As pointed by ECB Executive Board member F. Panetta “Despite the uncertainties surrounding DLT’s[6] potential, we want to be prepared for a scenario where market players adopt DLT for wholesale payments and securities settlement. We must ensure that, in such a scenario, central bank money would still retain its role as the settlement asset for wholesale transactions. If market players start to use DLT for securities settlement but face difficulties using TARGET Services, they may turn to alternatives like commercial bank money or stablecoins. This would entail a number of risks, such as central bank money having a reduced role in settlement processes, as well as trading and liquidity becoming fragmented. The result would be payments and securities settlement becoming less safe and less efficient, which would undermine financial stability. “

The Eurosystem is therefore continuously investigating means to enhance its financial market infrastructure so that it continues to meet market needs, stays ahead of cyber security challenges and keeps up with the latest technological developments.


The so-called Venus issuance

On November 29, the Banque de France and the Banque centrale du Luxembourg jointly seized a wholesale CBDC initiative.

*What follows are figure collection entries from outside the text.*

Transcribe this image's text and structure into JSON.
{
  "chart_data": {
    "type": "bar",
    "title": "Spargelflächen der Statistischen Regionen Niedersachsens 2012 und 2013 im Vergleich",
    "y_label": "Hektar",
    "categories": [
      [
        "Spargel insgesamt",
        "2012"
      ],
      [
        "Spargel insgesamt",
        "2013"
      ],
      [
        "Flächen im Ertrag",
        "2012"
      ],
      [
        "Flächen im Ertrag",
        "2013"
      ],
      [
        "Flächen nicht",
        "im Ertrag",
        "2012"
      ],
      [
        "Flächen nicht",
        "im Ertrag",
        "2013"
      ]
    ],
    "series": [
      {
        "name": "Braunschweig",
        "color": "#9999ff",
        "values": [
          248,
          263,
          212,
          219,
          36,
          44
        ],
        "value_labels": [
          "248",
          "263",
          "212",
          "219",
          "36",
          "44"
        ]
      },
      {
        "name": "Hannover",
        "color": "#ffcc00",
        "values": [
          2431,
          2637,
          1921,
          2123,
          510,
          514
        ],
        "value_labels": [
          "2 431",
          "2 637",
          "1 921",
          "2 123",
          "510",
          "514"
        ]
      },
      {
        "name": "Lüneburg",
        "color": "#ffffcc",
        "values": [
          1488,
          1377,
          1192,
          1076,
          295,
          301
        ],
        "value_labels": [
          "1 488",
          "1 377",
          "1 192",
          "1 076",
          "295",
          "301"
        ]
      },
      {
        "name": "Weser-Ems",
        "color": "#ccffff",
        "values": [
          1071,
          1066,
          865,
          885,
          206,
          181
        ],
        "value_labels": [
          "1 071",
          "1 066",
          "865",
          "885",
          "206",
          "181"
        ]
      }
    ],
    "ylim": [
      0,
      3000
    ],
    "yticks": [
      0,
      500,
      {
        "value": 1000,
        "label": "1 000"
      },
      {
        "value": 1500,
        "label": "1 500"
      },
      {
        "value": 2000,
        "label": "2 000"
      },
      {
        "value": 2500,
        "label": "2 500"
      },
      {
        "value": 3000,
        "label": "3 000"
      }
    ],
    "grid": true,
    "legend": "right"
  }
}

The two national central banks successfully assisted the European Investment Bank (EIB) in the so-called Venus initiative, by providing a safe settlement asset in the form of a tokenised representation of euro central bank money that can be described as an experimental CBDC. The Venus initiative consisted in a EUR 100 million digital native bond issuance by the EIB under Luxembourg law[7], and settled using a tokenised representation of wholesale euro central bank money. The EIB appointed Goldman Sachs Bank Europe, Santander and Société Générale as the banking syndication issuing and distributing the digital native bonds.

From a technical standpoint, the EIB digital native bond was issued and registered on a permissioned DLT and the subscriptions were cash settled using experimental CBDC tokens issued on a distinct permissioned DLT jointly operated by the Banque de France and the Banque centrale du Luxembourg. The initiative required the development and deployment of a trusted message exchange mechanism between DLTs in order to simultaneously transfer the experimental CBDC tokens and distribute the digital native bond on the day of the issuance.

As a key element of the innovative EIB bond issuance, the Banque de France and the Banque centrale du Luxembourg offer a possible cross-border answer to the rising market interest in digital native securities settlement in central bank money.


Going forward

The BCL’s active involvement in the Venus initiative marks another step in its continuous efforts to develop innovative solutions for the market. As part of this process, in 2018, the BCL started to analyze the potential of the DLT, for instance by participating in the Eurochain Hackathons[8] and by maintaining regular contacts with the market to better assess the needs in the field of digitalization and tokenization.

Going forward, the BCL intends to enhance its research in the field of wholesale CDBC and welcomes cooperation with, inter alia, other central banks on issues related to cross-border wholesale CBDC models.

[1] See also the speech Payments and Securities Settlement in Europe – today and tomorrow held by ECB Executive Board member F. Panetta on September 26, 2022.

[2] Central bank money refers to money that is a liability of the central bank. In the euro area, there are currently two types of central bank money, i.e. physical cash and digital balances held by commercial banks at the Eurosystem national central banks. Banknotes and coins are currently the only central bank money available to the public. Unlike central bank money, commercial bank money - such as bank deposits – are a claim against commercial banks.

[3] These financial market infrastructure services include TARGET2 (for settling payments), T2S (for settling securities), TIPS (a service for instant payments) and ECMS (a service for collateral management).

[4] For further information about the Eurosystem’s ongoing work on a Digital euro please consult the dedicated web site at

[5] A digital retail CBDC can be imagined as a digital banknote.

[6] Distributed Ledger Technology

[7] The legal framework in Luxembourg explicitly permits the use of DLT technology for the issuance, holding and settlement of non-listed securities. Under the 2013 Act on dematerialization, securities may be issued using the DLT, by a so-called “central account keeper”. Under the law of 1st August 2001 on the circulation of securities, securities may be held and settled, using the same DLT.